Today is just another day of emptiness. today i feel like im loosing all hope in this world and what my life means. I have been diagnosed with depression 1 year ago and have been combating it since.
I was doing well, facing and overcoming my fears and problems, getting back to a normal daily routine. Then i didnt make the grade to go back to uni this year. no big deal for 'normal' people but i just couldnt feel like everything was going to be ok like i kept telling myself it would be. I left my job because i couldnt take it any more with the anxiety disorder i had due to a bullying manager and they wouldnt let me take a few weeks off after my nan and uncle had died so i left. so now im stuck at home, all day everyday, trapped. my boyfriend has my car to go to work and i have nothing. I cant get out of bed again, im not eating properly again just snacking, which is pilling the weight on even more.
i feel like im sprialling backwards not forwards! i really have had enough, im a prisoner in my own home which is filthy because im too stressed to clean it up and my boyfriend too lazy to help me!
I constantly tell him how he could be doing more to help me break this cycle i had and try and get up at a normal hour but i dont cos i cant sleep and he stays up all nite playing games or watching tv, I then feel incredibly guilty that i blame him for this when its my problem. then my head stars spinning out of control and the problems mount up until i am at the bottom of a very dark hole.
i just want to cry and loose myself but i cant do that i know i need to pick myself up but i just dont know if i have the energy or strength to do that.
i feel my life has lost all meaning and having lost a sense of my completely looney family who play games on one another i feel a complete mess.
i am the outsider in my family the black sheep and i have heard the horrible things my parents say about me to the other members of my family behind my back but i cant let them go. i no i need to cut them out of my life but i just dont know how!
if anyone out there knows how i feel i would love to talk to you or just to find your blog and read it so i know what you felt and went through. i just feel so completely isolated and like everything i have done to get back on track has been a waste of time and effort.
now to do the thing i hate most but it just feels like its the only thing to do – and that is eat chocolate and stuff my face with crap. then feel terribly guilty about it after and make things worse. i will deal with those feelings later.
You may read my profile and see I have suffered from depression since I was a young girl and I have no one in my family right now.
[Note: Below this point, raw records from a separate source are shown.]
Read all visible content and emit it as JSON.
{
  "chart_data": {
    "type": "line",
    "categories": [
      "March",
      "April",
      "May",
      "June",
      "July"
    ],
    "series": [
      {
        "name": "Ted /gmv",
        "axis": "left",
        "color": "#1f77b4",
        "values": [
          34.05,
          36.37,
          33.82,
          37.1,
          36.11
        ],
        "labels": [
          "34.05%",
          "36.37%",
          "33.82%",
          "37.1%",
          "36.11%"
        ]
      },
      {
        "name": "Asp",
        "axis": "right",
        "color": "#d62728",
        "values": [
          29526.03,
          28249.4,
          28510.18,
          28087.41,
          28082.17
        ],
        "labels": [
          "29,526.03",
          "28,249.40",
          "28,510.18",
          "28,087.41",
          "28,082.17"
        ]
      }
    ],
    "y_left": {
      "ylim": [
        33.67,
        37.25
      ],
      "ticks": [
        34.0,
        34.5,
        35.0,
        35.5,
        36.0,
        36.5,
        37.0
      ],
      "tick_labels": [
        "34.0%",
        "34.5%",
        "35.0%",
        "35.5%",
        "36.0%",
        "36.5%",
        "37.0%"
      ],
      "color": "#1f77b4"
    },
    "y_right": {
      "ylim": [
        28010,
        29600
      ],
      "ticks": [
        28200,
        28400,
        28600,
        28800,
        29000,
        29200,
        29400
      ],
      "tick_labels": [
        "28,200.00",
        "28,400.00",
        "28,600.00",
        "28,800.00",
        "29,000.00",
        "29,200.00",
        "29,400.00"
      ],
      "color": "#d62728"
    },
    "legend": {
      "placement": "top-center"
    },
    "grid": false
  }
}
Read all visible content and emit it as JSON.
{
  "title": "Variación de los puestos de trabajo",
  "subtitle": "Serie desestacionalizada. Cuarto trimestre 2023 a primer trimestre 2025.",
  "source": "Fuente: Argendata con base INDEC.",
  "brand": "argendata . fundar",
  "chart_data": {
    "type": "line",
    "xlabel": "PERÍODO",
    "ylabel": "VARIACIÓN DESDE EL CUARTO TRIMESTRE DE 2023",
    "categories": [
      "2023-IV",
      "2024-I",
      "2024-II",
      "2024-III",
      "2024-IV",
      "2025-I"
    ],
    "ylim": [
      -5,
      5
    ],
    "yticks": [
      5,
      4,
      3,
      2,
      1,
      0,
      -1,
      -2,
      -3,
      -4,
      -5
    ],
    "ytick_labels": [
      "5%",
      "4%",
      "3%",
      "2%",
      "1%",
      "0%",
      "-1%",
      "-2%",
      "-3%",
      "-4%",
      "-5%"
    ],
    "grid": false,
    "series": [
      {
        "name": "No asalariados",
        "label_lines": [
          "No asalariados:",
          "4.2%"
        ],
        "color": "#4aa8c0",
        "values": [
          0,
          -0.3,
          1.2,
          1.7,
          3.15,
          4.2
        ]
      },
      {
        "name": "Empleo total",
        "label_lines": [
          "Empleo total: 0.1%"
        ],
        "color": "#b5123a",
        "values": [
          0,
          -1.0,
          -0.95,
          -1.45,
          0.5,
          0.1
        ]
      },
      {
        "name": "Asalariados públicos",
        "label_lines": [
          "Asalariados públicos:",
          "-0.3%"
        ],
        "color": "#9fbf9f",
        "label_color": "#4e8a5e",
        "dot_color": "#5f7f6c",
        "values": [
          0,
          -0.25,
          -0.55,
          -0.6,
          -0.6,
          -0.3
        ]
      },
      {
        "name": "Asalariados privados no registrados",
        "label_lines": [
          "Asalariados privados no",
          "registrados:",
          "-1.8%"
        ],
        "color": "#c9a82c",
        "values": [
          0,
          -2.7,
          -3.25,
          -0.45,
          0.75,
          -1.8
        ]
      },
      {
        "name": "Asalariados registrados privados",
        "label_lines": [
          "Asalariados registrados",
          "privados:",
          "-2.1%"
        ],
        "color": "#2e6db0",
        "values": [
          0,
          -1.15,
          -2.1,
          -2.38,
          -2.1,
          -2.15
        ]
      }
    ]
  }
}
Remember this, they say that the people that hurt you are the ones that love you, I say let them talk because they are letting someone else alone. If you want to get back into things try getting up in the morning and taking your boyfriend to work and go looking for a new job. It will be hard at first be you have to believe in yourself. This year for me has been a major roller coaster ride and I am hoping, no I will start getting it to slow down once I get into my new apartment on monday but I will be lost without the internet till I could get it hooked up. If you want to talk, I will listen and answer but will be down starting monday until I can get the internet back up or if I can fine a place close to me where I can get it. Don't worry we all have those days in eating all kinds of goodies and putting it on but it is so much harder to get it off. Take care of yourself and don't worry about any one else, that is what I was taught from my doc and I am trying to keep that in my mind no I will keep that in my mind. Keep a positive mind and you will do it. God be with you.